The runner config carries two separate network controls:

• runner.network_allowlist: the host patterns allowed by the operator's DNS allowlist resolver.
• engine.dns_servers: DNS servers passed to each step container with Docker --dns.

For a single-host deployment, create a dedicated Docker bridge for Actions jobs, run dnsmasq bound to that bridge, render /etc/shithubd-runner/dnsmasq.conf, and set shithub_runner_dns_servers to the bridge address of that resolver. The rendered dnsmasq config has no default upstream resolver; names not matching the allowlist fail DNS resolution.

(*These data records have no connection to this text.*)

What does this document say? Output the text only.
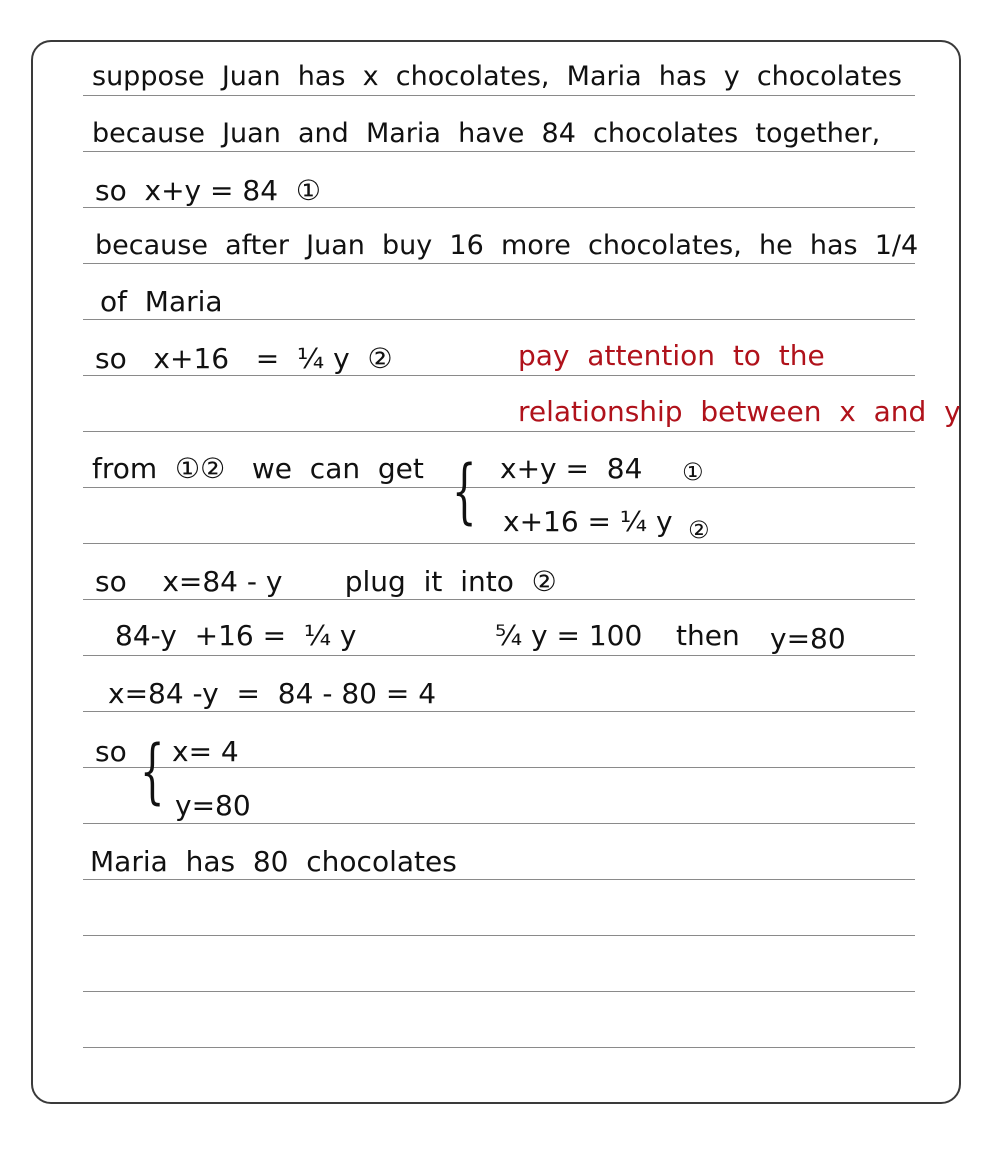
suppose  Juan  has  x  chocolates,  Maria  has  y  chocolates
because  Juan  and  Maria  have  84  chocolates  together,
so  x+y = 84  ①
because  after  Juan  buy  16  more  chocolates,  he  has  1/4
of  Maria
so   x+16   =  ¼ y  ②	pay  attention  to  the
relationship  between  x  and  y
from  ①②   we  can  get { x+y =  84 ①
x+16 = ¼ y ②
so    x=84 - y       plug  it  into  ②
84-y  +16 =  ¼ y	⁵⁄₄ y = 100 then y=80
x=84 -y  =  84 - 80 = 4
so { x= 4
y=80
Maria  has  80  chocolates
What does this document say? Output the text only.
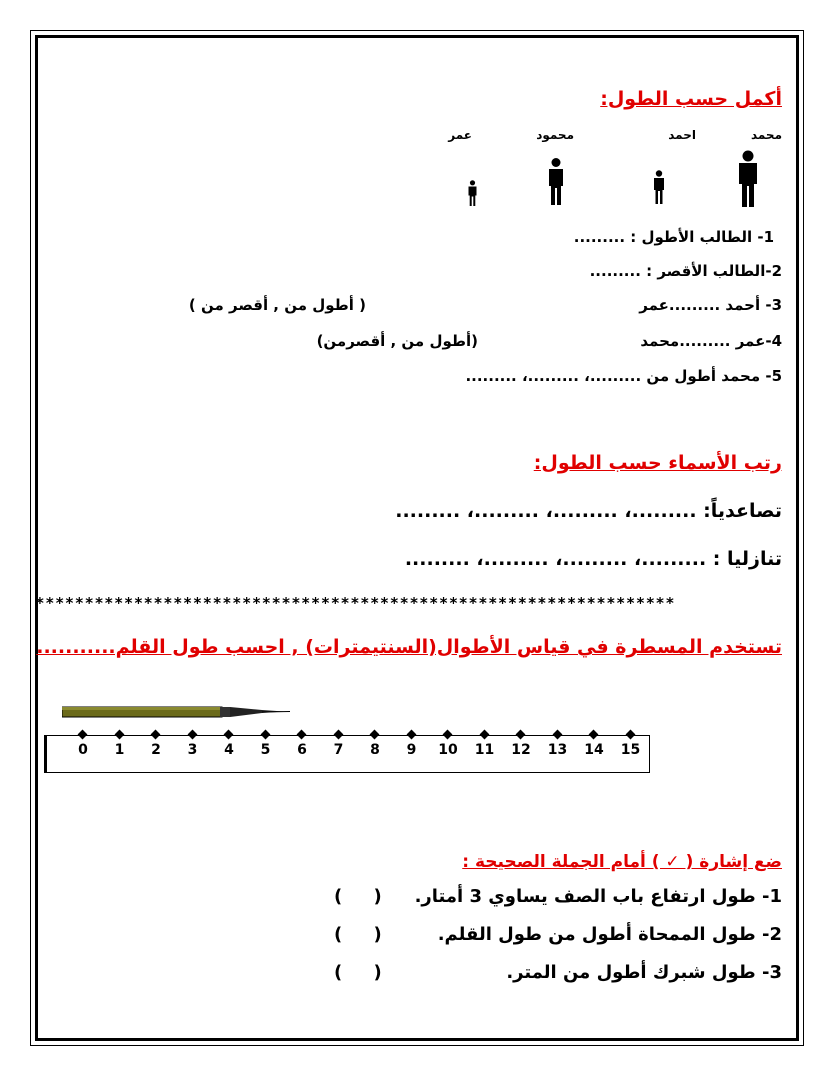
أكمل حسب الطول:
محمد
احمد
محمود
عمر
1- الطالب الأطول : .........
2-الطالب الأقصر : .........
3- أحمد .........عمر
( أطول من , أقصر من )
4-عمر .........محمد
(أطول من , أقصرمن)
5- محمد أطول من .........، .........، .........
رتب الأسماء حسب الطول:
تصاعدياً: .........، .........، .........، .........
تنازليا : .........، .........، .........، .........
*****************************************************************
تستخدم المسطرة في قياس الأطوال(السنتيمترات) , احسب طول القلم...........
0 1 2 3 4 5 6 7 8 9 10 11 12 13 14 15
ضع إشارة ( ✓ ) أمام الجملة الصحيحة :
1- طول ارتفاع باب الصف يساوي 3 أمتار.
(     )
2- طول الممحاة أطول من طول القلم.
(     )
3- طول شبرك أطول من المتر.
(     )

DNS filtering is not a complete egress boundary by itself. Block direct-IP egress from the Actions bridge with host firewall rules, and allow only DNS to the resolver plus established outbound connections opened by that resolver. Keep the runner on a separate host from web and database services.

Rollback

Stop the runner first so it does not claim new jobs:

systemctl stop shithubd-runner
systemctl disable shithubd-runner

If the binary itself is bad, copy a prior archived binary from /var/lib/shithubd-runner/binaries/ back to /usr/local/bin/shithubd-runner and restart the unit. Jobs already claimed by the stopped runner remain visible in the database; S41g adds operator cancel/re-run controls.